God’s justice comes in second changes to do things the right way. It comes in being a friend to the ones who are hardest to understand.  God’s justice comes when a young man is offered another chance to finish an education he has fought for and is given the opportunity to afford his family a future they never dreamed of having before. God’s justice comes when a dying woman’s last memories are of being held and not forgotten by a world she often separated herself from.  Justice can come in the final hour.

This parable or allegory, asks us to evaluate several things in our lives.  It asks us to consider those who are really hurting in our life. It asks us to consider what in our power we can do to make a way of justice for someone today—and for their entire life. As theologian Karoline Lewis says, “this parable pulls back the curtain on the way our own world works.”[9] 

Beloveds, we are the detainee, we are the harsh professor, we are the judge—we are the landowner.  Sometimes for reasons beyond our control we aren’t the most social—sometimes life has dealt experiences that have all but leveled us.  Maybe we have fallen on hard times and didn’t get the break we needed. 

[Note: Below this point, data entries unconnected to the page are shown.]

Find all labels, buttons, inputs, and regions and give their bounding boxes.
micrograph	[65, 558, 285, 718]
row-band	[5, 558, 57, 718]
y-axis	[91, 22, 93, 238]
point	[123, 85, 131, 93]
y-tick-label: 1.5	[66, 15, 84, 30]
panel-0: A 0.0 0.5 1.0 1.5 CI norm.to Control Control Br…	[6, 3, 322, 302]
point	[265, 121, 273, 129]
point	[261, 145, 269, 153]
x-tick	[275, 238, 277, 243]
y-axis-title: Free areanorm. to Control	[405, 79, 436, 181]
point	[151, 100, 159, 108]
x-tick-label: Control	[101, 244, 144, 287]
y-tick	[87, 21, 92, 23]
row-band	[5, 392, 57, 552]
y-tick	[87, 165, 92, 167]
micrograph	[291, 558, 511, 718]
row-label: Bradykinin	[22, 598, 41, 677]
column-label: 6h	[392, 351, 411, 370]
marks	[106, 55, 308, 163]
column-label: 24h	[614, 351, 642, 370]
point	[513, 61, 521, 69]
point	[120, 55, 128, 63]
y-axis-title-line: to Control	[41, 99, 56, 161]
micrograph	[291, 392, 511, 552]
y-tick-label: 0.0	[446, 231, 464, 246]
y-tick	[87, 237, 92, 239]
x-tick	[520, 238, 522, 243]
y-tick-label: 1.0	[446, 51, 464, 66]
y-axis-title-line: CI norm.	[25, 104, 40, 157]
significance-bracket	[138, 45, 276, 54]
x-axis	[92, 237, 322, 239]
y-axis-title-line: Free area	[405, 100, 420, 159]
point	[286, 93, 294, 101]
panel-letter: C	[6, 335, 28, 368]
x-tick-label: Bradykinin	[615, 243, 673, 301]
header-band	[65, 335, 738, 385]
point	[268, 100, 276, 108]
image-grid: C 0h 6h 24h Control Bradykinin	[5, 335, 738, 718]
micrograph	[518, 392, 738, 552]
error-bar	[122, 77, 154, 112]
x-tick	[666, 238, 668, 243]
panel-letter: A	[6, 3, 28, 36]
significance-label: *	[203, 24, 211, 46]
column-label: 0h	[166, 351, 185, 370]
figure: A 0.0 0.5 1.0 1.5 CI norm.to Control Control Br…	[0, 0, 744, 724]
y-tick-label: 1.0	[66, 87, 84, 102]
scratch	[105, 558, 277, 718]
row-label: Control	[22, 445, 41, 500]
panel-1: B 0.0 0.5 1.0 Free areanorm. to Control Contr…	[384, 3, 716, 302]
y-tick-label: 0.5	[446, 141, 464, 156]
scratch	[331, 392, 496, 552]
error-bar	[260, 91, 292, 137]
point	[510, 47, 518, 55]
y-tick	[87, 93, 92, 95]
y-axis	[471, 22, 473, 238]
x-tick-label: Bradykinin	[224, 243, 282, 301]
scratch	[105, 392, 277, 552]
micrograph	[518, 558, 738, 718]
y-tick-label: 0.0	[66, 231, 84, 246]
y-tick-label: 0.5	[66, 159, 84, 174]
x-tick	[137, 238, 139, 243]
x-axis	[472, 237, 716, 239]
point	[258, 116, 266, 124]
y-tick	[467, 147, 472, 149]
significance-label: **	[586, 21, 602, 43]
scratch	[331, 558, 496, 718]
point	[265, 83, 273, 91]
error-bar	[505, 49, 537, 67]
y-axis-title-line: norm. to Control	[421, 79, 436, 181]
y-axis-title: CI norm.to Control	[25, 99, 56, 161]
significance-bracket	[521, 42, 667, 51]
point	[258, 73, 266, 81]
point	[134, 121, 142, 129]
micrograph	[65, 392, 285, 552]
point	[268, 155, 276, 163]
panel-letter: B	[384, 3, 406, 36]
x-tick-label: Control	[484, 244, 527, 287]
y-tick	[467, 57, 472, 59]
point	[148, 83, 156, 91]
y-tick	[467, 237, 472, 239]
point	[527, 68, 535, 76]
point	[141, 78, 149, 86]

As a community of faith, I hope we can work to find and share together, in ways of justice that meet both current needs and change long term outcomes for those among us.  So many of you are already doing this kind of work in your professional lives and you see the ways in which God’s justice can roll like a mighty river. 

As we walk this path together, may we be as gentle as the professor who holds the suffering, as generous as the landowner who pays all his people well, and may we be so bold as to pave new paths of justice in loving and healing this world. 

Amen.  

 

[1] Wit, 2001, HBO film starring Emma Thompson, based on the stage play entitled Wit, written by Margaret Edson, 1999.

[2] Wisebrown, M. (1942). Runaway Bunny. New York, NY: Harper & Row Publishers. (Pictures by Clement Hurd (omitted)).

[3] Evelyn E.M. Ashford, Wit, film, performed by Eileen Adkins, HBO films, (2001); Based upon Margaret Edson’s stage play, Wit (1999).

[4] Wisebrown, M. (1942). Runaway Bunny. New York, NY: Harper & Row Publishers. (Pictures by Clement Hurd (omitted)).

[5] Evelyn E.M. Ashford, Wit, film, performed by Eileen Adkins, HBO films (2001); Based upon Margaret Edson’s stage play, Wit (1999).

[6] Wisebrown, M. (1942). Runaway Bunny. New York, NY: Harper & Row Publishers. (Pictures by Clement Hurd (omitted)).

[7]Commentary on Matthew 20:1-16, by Stanley Saunders, Associate Professor of NT Columbia Theological Seminary Atlanta, Ga., 2017, from Working Preacher (online; accessed 9/21/17) www.workingpreacher.org/preaching.aspx?commentary_id=3395.

[8] Commentary on Matthew 20:1-16, by Stanley Saunders, Associate Professor of NT Columbia Theological Seminary Atlanta, Ga., 2017, from Working Preacher (online; accessed 9/21/17) www.workingpreacher.org/preaching.aspx?commentary_id=3395.

[9] Sermon Brainwave Podcast, for Sixteenth Sunday after Pentecost, commentary by Karoline Lewis, as found on www.workingpreacher.org, accessed 9/21/17).